3/Les déplacements présidentiels : 55 000 euros par jour
L’année dernière, la Cour avait stigmatisé l’absence de pilotage des déplacements présidentiels : chacun, à l’Elysée, y ajoutait son grain de sel (au demeurant coûteux). Désormais, il existe un pilote : le directeur de cabinet. Des procédures ont été engagées avec des résultats spectaculaires : réduction des accompagnateurs (-30%), des locations de voitures et de matériel, etc…C’est dire la marge qui existait…
Selon la Cour, l’hyperactivité du Président est surprenante : le coût total des déplacements s’élève à 20 millions d’euros, soit par jour, une dépense de 55 000 euros.
Il est vrai que le Président se déplace beaucoup : les heures d’avion recensées par la Cour s’élèvent, pour 2010, à 857 heures facturées pour l’année, soit 9100 euros l’heure en moyenne alors que le coût réel supporté par le ministère de la Défense est de 13200 euros l’heure en moyenne.
Il apparaît que du fait de ce prix « d’ami » le ministère de la Défense « soulage » le budget de la présidence de 3,5 millions d’euros, dont lui-même supporte le coût.
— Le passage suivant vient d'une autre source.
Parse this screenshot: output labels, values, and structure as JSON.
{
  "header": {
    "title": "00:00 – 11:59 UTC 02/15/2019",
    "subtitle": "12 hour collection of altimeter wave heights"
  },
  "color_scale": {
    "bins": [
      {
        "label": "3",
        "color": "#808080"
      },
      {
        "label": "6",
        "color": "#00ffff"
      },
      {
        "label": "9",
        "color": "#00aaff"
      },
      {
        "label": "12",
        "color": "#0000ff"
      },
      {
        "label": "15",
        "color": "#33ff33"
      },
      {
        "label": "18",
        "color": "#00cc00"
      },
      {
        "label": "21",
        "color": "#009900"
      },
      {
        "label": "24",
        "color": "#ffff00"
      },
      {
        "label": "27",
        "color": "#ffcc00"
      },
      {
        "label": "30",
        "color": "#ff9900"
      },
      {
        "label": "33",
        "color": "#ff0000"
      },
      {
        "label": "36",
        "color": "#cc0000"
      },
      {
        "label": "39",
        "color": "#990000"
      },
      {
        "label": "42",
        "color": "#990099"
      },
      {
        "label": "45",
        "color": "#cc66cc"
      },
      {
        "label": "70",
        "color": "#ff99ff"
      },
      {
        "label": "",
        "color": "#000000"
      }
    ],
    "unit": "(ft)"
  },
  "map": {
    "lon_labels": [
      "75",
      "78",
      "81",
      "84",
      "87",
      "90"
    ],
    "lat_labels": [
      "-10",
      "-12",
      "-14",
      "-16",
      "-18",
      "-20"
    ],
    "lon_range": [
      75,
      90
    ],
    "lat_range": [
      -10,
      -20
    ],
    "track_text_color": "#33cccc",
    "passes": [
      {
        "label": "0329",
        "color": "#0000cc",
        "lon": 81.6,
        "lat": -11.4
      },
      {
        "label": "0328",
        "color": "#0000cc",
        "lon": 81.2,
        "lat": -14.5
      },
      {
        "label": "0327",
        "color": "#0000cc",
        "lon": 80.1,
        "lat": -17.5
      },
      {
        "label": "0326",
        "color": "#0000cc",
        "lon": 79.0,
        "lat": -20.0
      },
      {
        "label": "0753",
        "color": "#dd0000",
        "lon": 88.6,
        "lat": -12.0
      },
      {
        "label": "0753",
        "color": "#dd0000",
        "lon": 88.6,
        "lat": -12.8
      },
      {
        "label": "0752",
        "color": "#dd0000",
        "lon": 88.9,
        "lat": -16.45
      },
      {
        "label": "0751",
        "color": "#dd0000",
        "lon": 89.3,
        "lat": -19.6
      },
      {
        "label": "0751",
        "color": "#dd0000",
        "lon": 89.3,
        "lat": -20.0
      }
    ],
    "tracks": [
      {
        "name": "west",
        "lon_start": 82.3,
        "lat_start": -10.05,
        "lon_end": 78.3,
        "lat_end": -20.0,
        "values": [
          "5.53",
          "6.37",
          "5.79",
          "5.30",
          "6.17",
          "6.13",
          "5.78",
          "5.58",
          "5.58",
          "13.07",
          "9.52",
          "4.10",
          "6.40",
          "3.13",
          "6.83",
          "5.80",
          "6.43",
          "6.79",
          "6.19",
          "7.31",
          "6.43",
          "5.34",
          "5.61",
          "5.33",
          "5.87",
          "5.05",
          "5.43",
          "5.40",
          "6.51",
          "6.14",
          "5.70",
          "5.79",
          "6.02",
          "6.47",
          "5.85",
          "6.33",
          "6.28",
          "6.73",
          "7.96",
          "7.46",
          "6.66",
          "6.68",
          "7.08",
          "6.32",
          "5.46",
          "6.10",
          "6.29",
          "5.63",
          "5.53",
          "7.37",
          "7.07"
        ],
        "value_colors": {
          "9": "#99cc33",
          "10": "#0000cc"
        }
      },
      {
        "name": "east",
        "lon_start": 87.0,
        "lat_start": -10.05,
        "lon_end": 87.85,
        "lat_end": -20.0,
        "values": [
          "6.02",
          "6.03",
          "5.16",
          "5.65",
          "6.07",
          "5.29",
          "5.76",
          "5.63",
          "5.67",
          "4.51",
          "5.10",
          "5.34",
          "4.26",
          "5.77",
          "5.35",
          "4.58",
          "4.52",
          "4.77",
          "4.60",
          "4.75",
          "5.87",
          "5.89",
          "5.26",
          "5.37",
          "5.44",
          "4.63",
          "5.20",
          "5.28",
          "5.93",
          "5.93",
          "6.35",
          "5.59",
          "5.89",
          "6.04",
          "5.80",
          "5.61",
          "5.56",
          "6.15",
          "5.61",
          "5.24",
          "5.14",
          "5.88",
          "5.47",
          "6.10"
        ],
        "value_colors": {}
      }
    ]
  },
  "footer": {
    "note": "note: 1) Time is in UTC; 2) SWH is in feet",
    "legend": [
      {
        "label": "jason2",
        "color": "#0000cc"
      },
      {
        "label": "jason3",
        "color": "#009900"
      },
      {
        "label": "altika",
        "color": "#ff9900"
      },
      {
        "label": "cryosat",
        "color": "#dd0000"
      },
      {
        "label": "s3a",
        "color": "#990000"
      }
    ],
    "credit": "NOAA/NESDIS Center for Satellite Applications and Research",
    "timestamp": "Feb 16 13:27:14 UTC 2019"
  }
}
Est-ce bien le rôle du budget des armées de financer – indirectement – les déplacements du Président ?
Quant aux déplacements métropolitains (deux par semaine), ils sont toujours aussi dispendieux (de l’ordre de 100 000 euros par déplacement). Il est donc parfaitement légitime de s’interroger sur l’ampleur des moyens utilisés pour les déplacements du Président = 3 avions pour aller à Bruxelles (à 200 km de Paris), c’est manifestement excessif. De même l’utilisation de plusieurs avions pour se déplacer en France est particulièrement coûteuse.
4/ A l’Elysée, tout fonctionne le jour de Noël
Dernière surprise apportée par le rapport de la Cour : une convention de régularisation d’une facture de sondages, commandés par l’Elysée, mais payés par les services du Premier ministre, a été signée le ….25 décembre 2010 !!! Faut-il croire qu’il y avait urgence…
Le rapport de la Cour nous apprend que si désormais la rémunération des conseils en communication de l’Elysée a fait l’objet d’un appel d’offres en bonne et due forme (à la suite des remarques antérieures de la Cour) le cahier des charges est tellement flou et vague qu’il est impossible de savoir si les prestations fournies sont à la hauteur de la rémunération (308 000 euros). Poser la question, c’est en quelque sorte, y répondre.
Sans nier aucunement les améliorations apportées, grâce aux recommandations de la Cour, à la gestion budgétaire et financière de la présidence de la République, chaque citoyen doit rester lucide à la lecture des rapports de la Cour sur les dépenses élyséennes. Dans un style volontairement neutre, avec un vocabulaire choisi qui n’appartient qu’à elle, la Cour des comptes soulève de véritables lièvres. Ce fut le cas, en 2008 et en 2009. C’est encore le cas en 2010 et, très sûrement en 2011. Mais le prochain rapport, ne sera public qu’après l’élection présidentielle. La discussion budgétaire de l’automne fournira, avec le rapport toujours bien documenté de mon collègue Jean Launay, rapporteur spécial de la commission des finances, des éléments supplémentaires pour engager un vrai débat politique. En attendant, bonne lecture.